Two recombinant interferon-ß's have been approved for treatments of patients with MS who have a relapsing-remitting course of the disease - Interferonß-1b and Interferonß-1a. A controlled double-blind study that lasted for over 2 years established that Interferonß-1b (Betaseron) is effective in relapsing-remitting patients. This medication is administered by subcutaneous injections QOD. It reduces the number of exacerbations by 30% per year per patient, and the severity of relapses that do occur is also reduced. An MRI study revealed fewer lesions in the treated group versus the placebo group. Patients with the stable or progressive course of the disease are not yet known to benefit from this treatment. This medication can exhibit significant side effects that may require discontinuation of treatment. All patients experience local injection site reaction. Some patients even developed tissue necrosis at injection site. Many patients complain of flu-like symptoms following the injection, including chills and fevers, myalgia and malaise. Blood levels need to be monitored while on this medication to assess liver function and WBC count. Liver function abnormalities and leukopenia were seen in some patients. Interferon-1a (Avonex) is now also available for clinical use. Preliminary results of clinical trials suggest that this medication is very similar to Betaseron in its positive effects on the relapsing-remitting population of patients. It appears to reduce the likelihood of progression of the early disease. Avonex is claimed to have fewer side effects than Betaseron (i.e.,. Significantly reduced risk of injection site reaction), but more thorough and broad clinical experience is needed to confirm this. Interferonß-1a (Avonex) is administered by the intramuscular injections once per week.

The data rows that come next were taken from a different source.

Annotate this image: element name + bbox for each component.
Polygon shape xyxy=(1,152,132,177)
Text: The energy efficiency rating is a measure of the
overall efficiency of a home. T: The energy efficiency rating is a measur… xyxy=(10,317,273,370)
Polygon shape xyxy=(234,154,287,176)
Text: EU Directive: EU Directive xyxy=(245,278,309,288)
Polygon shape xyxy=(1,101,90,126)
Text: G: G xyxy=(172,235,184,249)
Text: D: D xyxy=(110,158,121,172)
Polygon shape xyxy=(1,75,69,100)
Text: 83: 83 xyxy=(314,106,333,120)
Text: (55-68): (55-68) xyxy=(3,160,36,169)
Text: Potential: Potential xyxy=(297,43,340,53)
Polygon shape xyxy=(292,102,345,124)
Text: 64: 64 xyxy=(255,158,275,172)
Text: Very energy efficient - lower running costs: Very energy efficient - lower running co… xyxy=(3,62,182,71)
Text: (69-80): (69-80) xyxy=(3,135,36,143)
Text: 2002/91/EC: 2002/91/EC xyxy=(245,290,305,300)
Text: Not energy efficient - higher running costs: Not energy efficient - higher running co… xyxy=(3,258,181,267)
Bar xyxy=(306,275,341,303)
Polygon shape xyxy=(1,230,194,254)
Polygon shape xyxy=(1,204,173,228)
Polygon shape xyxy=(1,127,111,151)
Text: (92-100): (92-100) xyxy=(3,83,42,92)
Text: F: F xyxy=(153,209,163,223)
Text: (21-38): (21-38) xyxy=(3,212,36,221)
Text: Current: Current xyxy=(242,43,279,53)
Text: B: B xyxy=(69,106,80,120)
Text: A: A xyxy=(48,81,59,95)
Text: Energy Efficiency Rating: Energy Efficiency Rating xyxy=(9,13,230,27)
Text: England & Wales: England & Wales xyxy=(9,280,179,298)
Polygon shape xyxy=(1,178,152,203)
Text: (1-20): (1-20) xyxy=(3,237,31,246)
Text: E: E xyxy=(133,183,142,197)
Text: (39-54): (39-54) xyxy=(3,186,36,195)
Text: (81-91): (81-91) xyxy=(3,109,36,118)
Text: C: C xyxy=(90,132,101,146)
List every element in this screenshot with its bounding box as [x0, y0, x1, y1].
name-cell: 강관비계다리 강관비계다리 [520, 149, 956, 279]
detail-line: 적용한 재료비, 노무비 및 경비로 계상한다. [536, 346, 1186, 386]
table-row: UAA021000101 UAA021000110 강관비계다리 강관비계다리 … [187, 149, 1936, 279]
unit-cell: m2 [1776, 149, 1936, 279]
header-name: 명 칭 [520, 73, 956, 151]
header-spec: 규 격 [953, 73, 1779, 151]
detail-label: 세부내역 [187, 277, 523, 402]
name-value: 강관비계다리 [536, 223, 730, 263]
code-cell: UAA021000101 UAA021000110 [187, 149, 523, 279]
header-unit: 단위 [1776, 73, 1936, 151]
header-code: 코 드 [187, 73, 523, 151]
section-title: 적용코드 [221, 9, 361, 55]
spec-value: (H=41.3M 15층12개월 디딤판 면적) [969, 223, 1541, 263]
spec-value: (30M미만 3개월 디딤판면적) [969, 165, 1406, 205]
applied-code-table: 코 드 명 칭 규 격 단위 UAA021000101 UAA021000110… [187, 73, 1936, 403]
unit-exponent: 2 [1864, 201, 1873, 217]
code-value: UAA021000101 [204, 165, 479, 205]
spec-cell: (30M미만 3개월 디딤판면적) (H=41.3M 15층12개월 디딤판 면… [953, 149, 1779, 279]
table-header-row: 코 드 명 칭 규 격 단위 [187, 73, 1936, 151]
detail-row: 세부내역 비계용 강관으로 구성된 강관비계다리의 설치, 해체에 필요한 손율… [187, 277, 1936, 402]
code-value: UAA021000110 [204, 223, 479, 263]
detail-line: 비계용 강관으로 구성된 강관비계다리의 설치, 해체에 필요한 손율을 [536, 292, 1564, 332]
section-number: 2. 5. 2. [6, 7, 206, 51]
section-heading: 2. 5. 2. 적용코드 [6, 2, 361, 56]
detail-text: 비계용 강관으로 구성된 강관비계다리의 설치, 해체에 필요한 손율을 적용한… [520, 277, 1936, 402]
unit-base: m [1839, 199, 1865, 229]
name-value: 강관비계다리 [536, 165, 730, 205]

Interferons in general and ß-interferons in particular are glycoproteins with known antiviral activities. Beta-interferon regulates expression of MHC class II molecules and thus interferes with the interaction of the trimolecular complex (discussed earlier). The net result is prevention of T cells activation that accounts for a decrease in the relapse rate. Other immunomodulating medications await FDA approval for use in patients (see "Medications on the Horizon" chapter).